The most popular messaging app in Canada 2016 was Facebook’s Messenger, and in Bangladesh as well.[1]

And also Canadians love using social media in 2016 and Facebook continues to be the social network they use most.[2]

[1] “The Most Popular Messaging App in Every Country,” THE MARKET INTELIGENCE BLOG, accessed October 20, 2017,

[2] “Canadian Social Media Use and Online Brand Interaction (Statistics),” Canadian Business, accessed October 20, 2017,


5. Strategic Issues

From the general view, Syrian refugees come first as an emergency community. At the same time, in view of the world-wide conditions, any other countries’ refugees possibly come suddenly following Syrians. Therefore, commitment to the refugees’ communities is the most significant issue.


On the other hand, focusing on APOD, immigrants who were born in Bangladesh are supposed to be the majority part of the clients there. Although the latest socio-demographic data has not been issued yet, it is necessary to scan it when it would be issued.


Moreover, it is worthy of notice that the ratio of Mental Health and Addiction-related visits, especially the ratio of children and youth aged 16-25 in Taylor-Massey neighbourhood is extremely high, rather than others (see Table-2 above). It is necessary to take measures to meet the situation as needed to assess the cause background. The needs related to the mental health and addiction in this area including Oakridge neighbourhood are definitely high, so the measures are supposed to be implemented as priority.


Furthermore, to watch the condition to be legalized using marijuana in Ontario is also required. As described above, Taylor-Massey and Oakridge are vulnerable neighbourhoods in the mental health and addiction context, so providing the correct information and education is required to save the children and youth from the abuse of drugs.


Using the ICT would be effective for these digital native generations. According to the data above, Facebook is the most popular as a messaging and social media app among the people in Canada and also Bangladesh. Therefore, finding the possibility of providing information and education is required. In addition, making the cost-effectiveness better is also significant. For example, it is supposed to be possible to ask Facebook to corroborate to start a campaign that is low cost or free.
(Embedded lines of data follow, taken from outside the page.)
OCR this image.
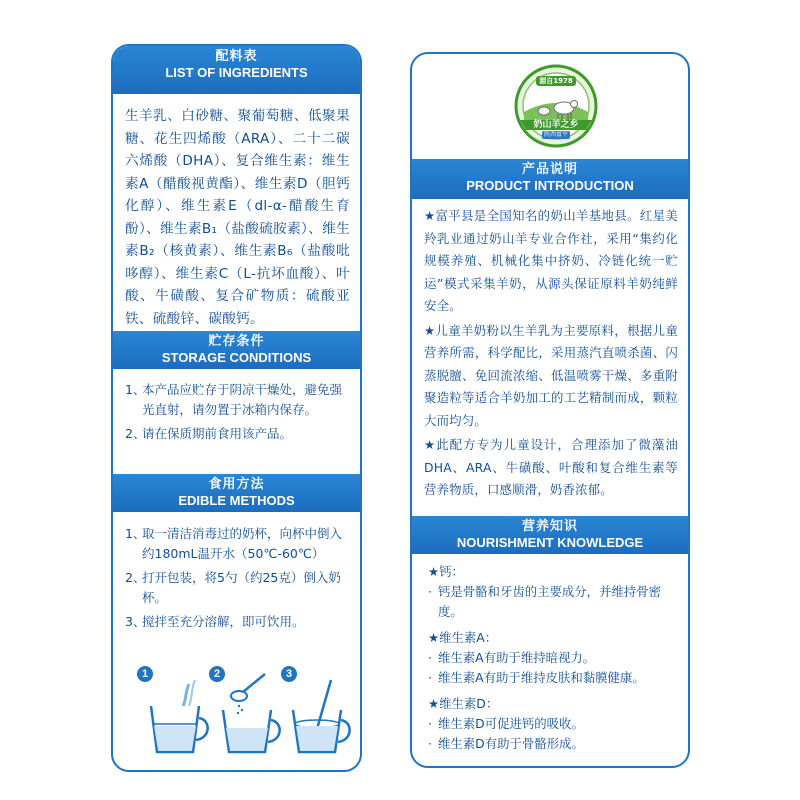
配料表
LIST OF INGREDIENTS
生羊乳、白砂糖、聚葡萄糖、低聚果糖、花生四烯酸（ARA）、二十二碳六烯酸（DHA）、复合维生素：维生素A（醋酸视黄酯）、维生素D（胆钙化醇）、维生素E（dl-α-醋酸生育酚）、维生素B₁（盐酸硫胺素）、维生素B₂（核黄素）、维生素B₆（盐酸吡哆醇）、维生素C（L-抗坏血酸）、叶酸、牛磺酸、复合矿物质：硫酸亚铁、硫酸锌、碳酸钙。
贮存条件
STORAGE CONDITIONS
1、
本产品应贮存于阴凉干燥处，避免强光直射，请勿置于冰箱内保存。
2、
请在保质期前食用该产品。
食用方法
EDIBLE METHODS
1、
取一清洁消毒过的奶杯，向杯中倒入约180mL温开水（50℃-60℃）
2、
打开包装，将5勺（约25克）倒入奶杯。
3、
搅拌至充分溶解，即可饮用。
1	2	3
源自1978
奶山羊之乡
陕西富平
产品说明
PRODUCT INTRODUCTION

★富平县是全国知名的奶山羊基地县。红星美羚乳业通过奶山羊专业合作社，采用“集约化规模养殖、机械化集中挤奶、冷链化统一贮运”模式采集羊奶，从源头保证原料羊奶纯鲜安全。

★儿童羊奶粉以生羊乳为主要原料，根据儿童营养所需，科学配比，采用蒸汽直喷杀菌、闪蒸脱膻、免回流浓缩、低温喷雾干燥、多重附聚造粒等适合羊奶加工的工艺精制而成，颗粒大而均匀。

★此配方专为儿童设计，合理添加了微藻油DHA、ARA、牛磺酸、叶酸和复合维生素等营养物质，口感顺滑，奶香浓郁。

营养知识
NOURISHMENT KNOWLEDGE
★钙：
· 钙是骨骼和牙齿的主要成分，并维持骨密度。
★维生素A：
· 维生素A有助于维持暗视力。
· 维生素A有助于维持皮肤和黏膜健康。
★维生素D：
· 维生素D可促进钙的吸收。
· 维生素D有助于骨骼形成。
It is important to assess APOD’s impacts on the health condition of the residents concretely so far since opening its door in 2010. An assessment team should be built when the new data being issued by Ontario Community Health Profiles Partnership. Implementation of effective and reasonable measures on APOD which are used among most people among its centres is a significant issue for Access Alliance.

6. Conclusion

The number of immigrants and refugees are increasing, and their needs are getting bigger and more complicated. I am extremely happy to have an interview with the executive director who shows leadership for such a difficult mission. I would like to absorb her insights as much as possible.


Toronto as an international society formed by immigrants would be a picture of the future of Japan which is declining the birthrate and aging population. I hope to learn the know-how and insights from Access Alliance and utilize them to take leadership and promote the health and the better life of immigrants who would come to Japan in the future.